The pH and osmolarity of ophthalmic solutions are carefully controlled to match the physiological environment of the eye and minimize any potential discomfort or irritation. The solutions may be packaged in various forms, including drops, sprays, or irrigations, depending on the intended use and administration route.
It is important to follow the instructions for use provided by a healthcare professional when administering ophthalmic solutions, as improper use can lead to eye injury or reduced effectiveness of the medication.
Allergic bronchopulmonary aspergillosis (ABPA) is a medical condition characterized by an hypersensitivity reaction to the fungus Aspergillus species, most commonly A. fumigatus. It primarily affects the airways and lung tissue. The immune system overreacts to the presence of the fungus, leading to inflammation and damage in the lungs.
The main symptoms of ABPA include wheezing, coughing, production of thick mucus, shortness of breath, and chest tightness. These symptoms are similar to those seen in asthma and other respiratory conditions. Some people with ABPA may also experience fever, weight loss, and fatigue.
Diagnosis of ABPA typically involves a combination of clinical evaluation, imaging studies (such as chest X-rays or CT scans), and laboratory tests (such as blood tests or sputum cultures) to detect the presence of Aspergillus species and elevated levels of certain antibodies.
Treatment for ABPA usually involves a combination of corticosteroids to reduce inflammation and antifungal medications to eradicate the Aspergillus infection.

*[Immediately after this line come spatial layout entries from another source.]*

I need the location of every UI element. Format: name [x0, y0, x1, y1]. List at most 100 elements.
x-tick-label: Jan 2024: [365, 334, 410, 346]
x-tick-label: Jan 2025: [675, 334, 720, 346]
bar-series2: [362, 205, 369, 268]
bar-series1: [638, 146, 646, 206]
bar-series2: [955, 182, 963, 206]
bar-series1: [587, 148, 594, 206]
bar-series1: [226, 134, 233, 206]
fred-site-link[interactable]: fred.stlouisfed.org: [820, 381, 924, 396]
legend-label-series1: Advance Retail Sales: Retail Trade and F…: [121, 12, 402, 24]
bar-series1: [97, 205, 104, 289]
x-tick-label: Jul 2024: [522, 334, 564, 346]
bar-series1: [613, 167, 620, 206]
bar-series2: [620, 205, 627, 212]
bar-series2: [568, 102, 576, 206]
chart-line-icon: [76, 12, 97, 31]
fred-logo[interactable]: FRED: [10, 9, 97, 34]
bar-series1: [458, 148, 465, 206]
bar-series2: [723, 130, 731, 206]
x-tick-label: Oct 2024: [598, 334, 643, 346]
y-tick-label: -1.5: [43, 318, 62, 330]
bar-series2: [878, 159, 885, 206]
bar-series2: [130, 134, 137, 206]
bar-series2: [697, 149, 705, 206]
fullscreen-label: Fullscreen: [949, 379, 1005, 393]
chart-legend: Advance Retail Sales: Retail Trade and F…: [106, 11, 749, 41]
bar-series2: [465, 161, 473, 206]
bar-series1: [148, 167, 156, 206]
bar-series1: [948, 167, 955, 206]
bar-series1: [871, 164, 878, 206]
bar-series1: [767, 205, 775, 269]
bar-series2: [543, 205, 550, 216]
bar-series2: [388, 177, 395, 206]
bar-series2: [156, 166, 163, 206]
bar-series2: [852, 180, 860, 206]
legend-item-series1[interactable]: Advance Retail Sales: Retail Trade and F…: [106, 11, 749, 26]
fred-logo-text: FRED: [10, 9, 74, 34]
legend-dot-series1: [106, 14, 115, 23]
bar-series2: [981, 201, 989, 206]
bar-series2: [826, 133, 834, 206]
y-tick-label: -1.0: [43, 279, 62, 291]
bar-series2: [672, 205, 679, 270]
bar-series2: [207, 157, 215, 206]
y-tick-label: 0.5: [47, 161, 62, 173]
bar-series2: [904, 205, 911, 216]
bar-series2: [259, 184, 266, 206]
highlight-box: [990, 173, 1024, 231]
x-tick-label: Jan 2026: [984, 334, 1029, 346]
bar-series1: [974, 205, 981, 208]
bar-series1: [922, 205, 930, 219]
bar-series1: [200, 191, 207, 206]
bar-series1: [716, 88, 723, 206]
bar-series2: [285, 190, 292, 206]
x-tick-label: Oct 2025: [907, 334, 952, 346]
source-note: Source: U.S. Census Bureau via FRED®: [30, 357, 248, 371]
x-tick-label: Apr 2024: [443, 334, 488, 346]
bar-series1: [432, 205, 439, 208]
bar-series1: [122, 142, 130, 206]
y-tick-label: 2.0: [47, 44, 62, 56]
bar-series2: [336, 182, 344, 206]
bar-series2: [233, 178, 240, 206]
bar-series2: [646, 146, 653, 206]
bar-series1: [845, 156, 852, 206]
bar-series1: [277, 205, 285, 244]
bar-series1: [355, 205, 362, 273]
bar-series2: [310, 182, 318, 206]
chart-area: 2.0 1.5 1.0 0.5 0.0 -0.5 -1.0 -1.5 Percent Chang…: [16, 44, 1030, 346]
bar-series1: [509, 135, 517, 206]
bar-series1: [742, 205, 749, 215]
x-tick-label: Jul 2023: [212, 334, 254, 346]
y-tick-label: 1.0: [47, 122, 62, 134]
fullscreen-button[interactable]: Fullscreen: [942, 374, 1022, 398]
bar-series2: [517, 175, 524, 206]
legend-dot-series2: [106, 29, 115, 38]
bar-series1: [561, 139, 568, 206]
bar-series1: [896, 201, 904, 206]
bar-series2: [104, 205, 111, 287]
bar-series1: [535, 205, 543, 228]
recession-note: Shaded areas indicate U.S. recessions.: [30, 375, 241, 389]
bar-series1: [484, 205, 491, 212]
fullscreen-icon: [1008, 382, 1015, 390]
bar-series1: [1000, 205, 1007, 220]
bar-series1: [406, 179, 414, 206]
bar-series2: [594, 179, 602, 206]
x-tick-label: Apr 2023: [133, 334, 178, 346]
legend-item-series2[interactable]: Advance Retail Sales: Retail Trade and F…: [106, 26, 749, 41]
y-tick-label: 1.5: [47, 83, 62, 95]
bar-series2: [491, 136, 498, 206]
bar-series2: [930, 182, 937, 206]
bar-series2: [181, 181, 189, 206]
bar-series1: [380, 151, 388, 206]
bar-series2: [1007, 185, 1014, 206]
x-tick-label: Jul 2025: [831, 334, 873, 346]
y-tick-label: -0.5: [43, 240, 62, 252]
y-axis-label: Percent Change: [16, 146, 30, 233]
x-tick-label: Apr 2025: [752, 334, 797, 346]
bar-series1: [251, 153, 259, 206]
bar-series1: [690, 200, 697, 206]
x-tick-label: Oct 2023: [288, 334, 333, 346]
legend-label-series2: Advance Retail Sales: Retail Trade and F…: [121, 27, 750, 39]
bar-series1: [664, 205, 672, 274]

In some cases, immunomodulatory therapies may also be used to help regulate the immune system's response to the fungus.
It is important to note that ABPA can lead to serious complications if left untreated, including bronchiectasis (permanent enlargement of the airways), pulmonary fibrosis (scarring of the lung tissue), and respiratory failure. Therefore, prompt diagnosis and treatment are essential for managing this condition.